Both the county and city are struggling to contain a swelling number of measles cases centered in ultra-Orthodox Jewish neighborhoods while battling lawsuits over their efforts to require vaccinations.
Rockland County issued its order three days ahead of the start of Passover, when many families travel to be together and gather in synagogues.
“Need we wait for someone to die?” Rockland County Executive Ed Day said in announcing the measure.
New York City’s Board of Health will vote Wednesday on whether to extend an emergency declaration last week ordering mandatory vaccinations in four Brooklyn ZIP codes.
Health officials have confirmed 329 cases of measles in the city and 184 cases in Rockland since the outbreak of the highly contagious disease began in October.
After announcing the vaccination order on April 9, the city took the step Monday of closing the preschool portion of a private Jewish school because the school had failed to turn over vaccination and attendance records.
“This is about protecting kids and it’s also about protecting some adults, including pregnant women, folks who are going through medical treatment like chemotherapy, some senior with compromised health conditions,” Mayor Bill de Blasio said in a TV interview . “Measles is very, very serious.”
Also on Monday, a group of parents filed a lawsuit against the vaccination order, arguing it was “arbitrary, capricious, contrary to law and in violation of petitioners’ rights under the United States Constitution and New York State law.”
A judge in Brooklyn state Supreme Court declined to issue an injunction barring the city from enforcing the order, and the parties will appear in court Thursday.
The plaintiffs in the lawsuit are identified by their initials. Their attorney, Robert Krakow, claimed the measles-mumps-rubella vaccine “can cause many vaccine injuries, including encephalitis and death.”
Medical experts have debunked those claims and proven that the vaccine is safe, but opposition to vaccines persists.
“In 2017, measles killed 110,000 people worldwide, mostly children under the age of 5,” Day said in announcing the new anti-measles rules in Rockland.
Under the county’s Communicable Disease and Exposure Exclusion Order, anyone either diagnosed with measles or exposed to a person who has been diagnosed with measles must stay away from indoor and outdoor places of assembly for up to 21 days.

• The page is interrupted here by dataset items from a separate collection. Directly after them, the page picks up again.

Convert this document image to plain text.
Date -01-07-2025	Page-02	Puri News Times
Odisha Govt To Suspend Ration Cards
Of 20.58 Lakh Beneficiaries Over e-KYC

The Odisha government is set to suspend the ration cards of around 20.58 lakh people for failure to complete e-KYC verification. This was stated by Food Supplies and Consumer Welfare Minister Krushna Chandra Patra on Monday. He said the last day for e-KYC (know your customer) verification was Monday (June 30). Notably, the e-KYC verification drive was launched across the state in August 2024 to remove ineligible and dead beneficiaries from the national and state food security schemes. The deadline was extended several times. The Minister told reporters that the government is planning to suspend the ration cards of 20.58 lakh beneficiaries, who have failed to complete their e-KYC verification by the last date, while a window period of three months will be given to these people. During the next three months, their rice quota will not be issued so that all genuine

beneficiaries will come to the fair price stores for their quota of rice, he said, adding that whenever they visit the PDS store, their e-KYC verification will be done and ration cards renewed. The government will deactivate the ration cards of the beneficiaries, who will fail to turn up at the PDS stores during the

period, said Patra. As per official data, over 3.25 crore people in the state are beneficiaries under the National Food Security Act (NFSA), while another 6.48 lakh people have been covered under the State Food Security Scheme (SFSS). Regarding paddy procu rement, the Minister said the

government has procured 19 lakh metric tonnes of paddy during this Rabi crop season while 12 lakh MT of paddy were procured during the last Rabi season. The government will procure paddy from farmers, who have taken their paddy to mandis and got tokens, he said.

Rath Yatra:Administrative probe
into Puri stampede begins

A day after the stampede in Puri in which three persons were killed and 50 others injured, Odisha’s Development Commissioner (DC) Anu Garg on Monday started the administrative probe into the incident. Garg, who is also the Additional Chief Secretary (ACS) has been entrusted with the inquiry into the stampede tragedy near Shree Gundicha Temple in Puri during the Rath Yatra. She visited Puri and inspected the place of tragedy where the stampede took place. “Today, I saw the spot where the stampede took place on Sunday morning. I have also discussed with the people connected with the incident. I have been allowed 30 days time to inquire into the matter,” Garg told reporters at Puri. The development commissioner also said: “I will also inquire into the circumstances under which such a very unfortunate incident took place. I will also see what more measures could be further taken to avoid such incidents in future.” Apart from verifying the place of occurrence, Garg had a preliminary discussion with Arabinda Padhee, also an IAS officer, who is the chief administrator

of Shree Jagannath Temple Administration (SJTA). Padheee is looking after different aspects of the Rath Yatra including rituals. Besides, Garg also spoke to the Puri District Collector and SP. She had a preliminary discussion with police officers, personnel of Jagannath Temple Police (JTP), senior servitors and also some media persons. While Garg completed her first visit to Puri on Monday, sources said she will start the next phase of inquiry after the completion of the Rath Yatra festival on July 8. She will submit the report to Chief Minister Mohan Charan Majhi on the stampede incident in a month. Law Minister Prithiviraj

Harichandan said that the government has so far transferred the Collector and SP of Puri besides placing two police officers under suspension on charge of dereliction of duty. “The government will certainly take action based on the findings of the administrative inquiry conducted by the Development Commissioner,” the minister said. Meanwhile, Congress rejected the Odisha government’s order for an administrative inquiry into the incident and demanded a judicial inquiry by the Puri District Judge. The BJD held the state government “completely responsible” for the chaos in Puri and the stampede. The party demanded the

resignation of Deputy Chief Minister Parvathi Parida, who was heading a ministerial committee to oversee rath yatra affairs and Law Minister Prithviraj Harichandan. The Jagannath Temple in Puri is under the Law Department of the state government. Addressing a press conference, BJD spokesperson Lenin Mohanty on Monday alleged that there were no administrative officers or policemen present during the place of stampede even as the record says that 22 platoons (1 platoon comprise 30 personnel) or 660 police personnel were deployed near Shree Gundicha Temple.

Violators could be fined $2,000 per day.
While no one in the county has died of measles, the disease has caused several hospitalizations and a premature birth.
Rockland County announced the new tactics to fight measles after an earlier order banning all unvaccinated children from indoor public places was halted by a judge. The county is appealing that ruling.
The measles cases in Rockland and in Brooklyn have been traced to unvaccinated members of the ultra-Orthodox Jewish community who traveled to Israel, where a measles outbreak is occurring.
Orthodox Jewish leaders say a small faction of vaccine opponents in the community has allowed the disease to spread.
A Yiddish-language newspaper that serves the ultra-Orthodox community in Brooklyn’s Williamsburg section took the rare step last week of publishing an editorial in English excoriating those who refuse to vaccinate.
“When it’s time to decide if to have a serious surgery, you don’t turn to a hotlines, but you go to a conventional doctor,” the editorial in Der Yid read. “When you need a referral to a good doctor for a serious health problem you don’t stand at the bus stop to and take a poll of friends for the right address, but you call those devoted rabbis who understand medical matters or the recognized medical referral agencies who are familiar with the best doctors. All of them say that one must vaccinate.”